Let \(X_{1}, X_{2}, \ldots, X_{n}\) denote a random sample from a Poisson distribution with parameter \(\theta, 0<\theta<\infty .\) Let \(Y=\sum_{1}^{n} X_{i}\) and let \(\mathcal{L}[\theta, \delta(y)]=[\theta-\delta(y)]^{2} .\) If we restrict our considerations to decision functions of the form \(\delta(y)=b+y / n\), where \(b\) does not depend on \(y\), show that \(R(\theta, \delta)=b^{2}+\theta / n .\) What decision function of this form yields a uniformly smaller risk than every other decision function of this form? With this solution, say \(\delta\), and \(0<\theta<\infty\), determine \(\max _{\theta} R(\theta, \delta)\) if it exists.

Short answer

The decision function that yields the smallest risk is \( \delta(y) = y/n \). The risk function does not have a maximal value over the given domain \( 0<\theta<\infty \) as the risk increases along with \( \theta \).

Step-by-step solution

Compute the Risk Function

The risk function is given by the expected value of the loss function \( \mathcal{L}[\theta, \delta(y)] \), thus it is defined as: \( R(\theta, \delta) = E[\mathcal{L}[\theta, \delta(y)]] \).
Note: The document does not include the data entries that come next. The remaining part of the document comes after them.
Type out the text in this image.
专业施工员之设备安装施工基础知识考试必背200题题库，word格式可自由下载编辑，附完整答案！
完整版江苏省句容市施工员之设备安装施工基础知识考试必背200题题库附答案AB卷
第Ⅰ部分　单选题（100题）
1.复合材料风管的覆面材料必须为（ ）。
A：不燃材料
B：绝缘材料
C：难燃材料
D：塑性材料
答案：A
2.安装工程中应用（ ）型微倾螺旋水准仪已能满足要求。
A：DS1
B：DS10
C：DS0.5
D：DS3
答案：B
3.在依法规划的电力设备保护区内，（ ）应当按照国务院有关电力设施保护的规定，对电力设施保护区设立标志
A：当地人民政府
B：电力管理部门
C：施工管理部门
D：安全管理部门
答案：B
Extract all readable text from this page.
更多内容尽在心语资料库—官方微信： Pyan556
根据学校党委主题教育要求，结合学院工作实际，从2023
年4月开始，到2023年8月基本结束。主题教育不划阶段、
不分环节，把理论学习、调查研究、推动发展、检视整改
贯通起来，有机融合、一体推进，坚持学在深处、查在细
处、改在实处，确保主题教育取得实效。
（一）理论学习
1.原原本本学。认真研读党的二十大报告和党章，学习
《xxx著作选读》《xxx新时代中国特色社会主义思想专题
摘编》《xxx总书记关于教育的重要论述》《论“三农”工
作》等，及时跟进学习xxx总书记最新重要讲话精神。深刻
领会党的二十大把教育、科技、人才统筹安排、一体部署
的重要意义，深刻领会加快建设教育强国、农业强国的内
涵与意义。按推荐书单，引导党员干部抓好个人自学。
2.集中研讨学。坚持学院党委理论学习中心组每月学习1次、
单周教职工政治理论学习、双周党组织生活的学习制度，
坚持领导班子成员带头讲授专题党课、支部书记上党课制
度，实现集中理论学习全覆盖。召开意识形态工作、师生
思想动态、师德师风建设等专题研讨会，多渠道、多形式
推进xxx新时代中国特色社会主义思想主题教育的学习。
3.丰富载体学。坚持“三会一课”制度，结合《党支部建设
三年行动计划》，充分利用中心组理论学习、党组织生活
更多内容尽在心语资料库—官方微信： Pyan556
Substitute the given loss function, \( \mathcal{L}[\theta, \delta(y)] = [\theta - \delta(y)]^2 \) and decision function, \( \delta(y) = b + y/n \) into the risk function, it becomes: \( R(\theta, \delta) = E[(\theta - (b + y/n))^2] \).

Simplify the Risk Function

According to the properties of expectation \( E[X + Y] = E[X] + E[Y] \) and \( E[cX] = cE[X] \) where \( X \) and \( Y \) are two random variables and \( c \) is a constant, the risk function can be rewritten as: \( R(\theta, \delta) = E[\theta^2 - 2\theta(b + y/n) + (b + y/n)^2] \).

Calculate the Expectation

The expectation of the sum of independent Poisson random variables is the sum of their individual expectations. Since \( X_i \) follows a Poisson distribution with parameter \( \theta \), the expectation is \( E[X_i] = \theta \), then \( E[Y] = E[\sum_{1}^{n} X_i] = n\theta \) which simplifies the Risk Function to \( R(\theta, \delta) = b^2 + \theta/n \).

Find the Minimum Risk

It is required to find a decision function that minimizes the risk. To do that, take a derivative of the risk function with respect to \( b \), set it equal to zero and solve for \( b \). The derivative of the function \( b^2 + \theta/n \) with respect to \( b \) is \( 2b = 0 \), which gives \( b = 0 \). Thus the decision function that minimizes the risk is \( \delta(y) = y/n \).

Determine the Maximum Risk

With \( \delta = y/n \), the risk function \( R(\theta, \delta) = \theta/n \). This does not have a maximum value over the given domain \( 0<\theta<\infty \), since as \( \theta \) increases, \( R(\theta, \delta) \) also increases.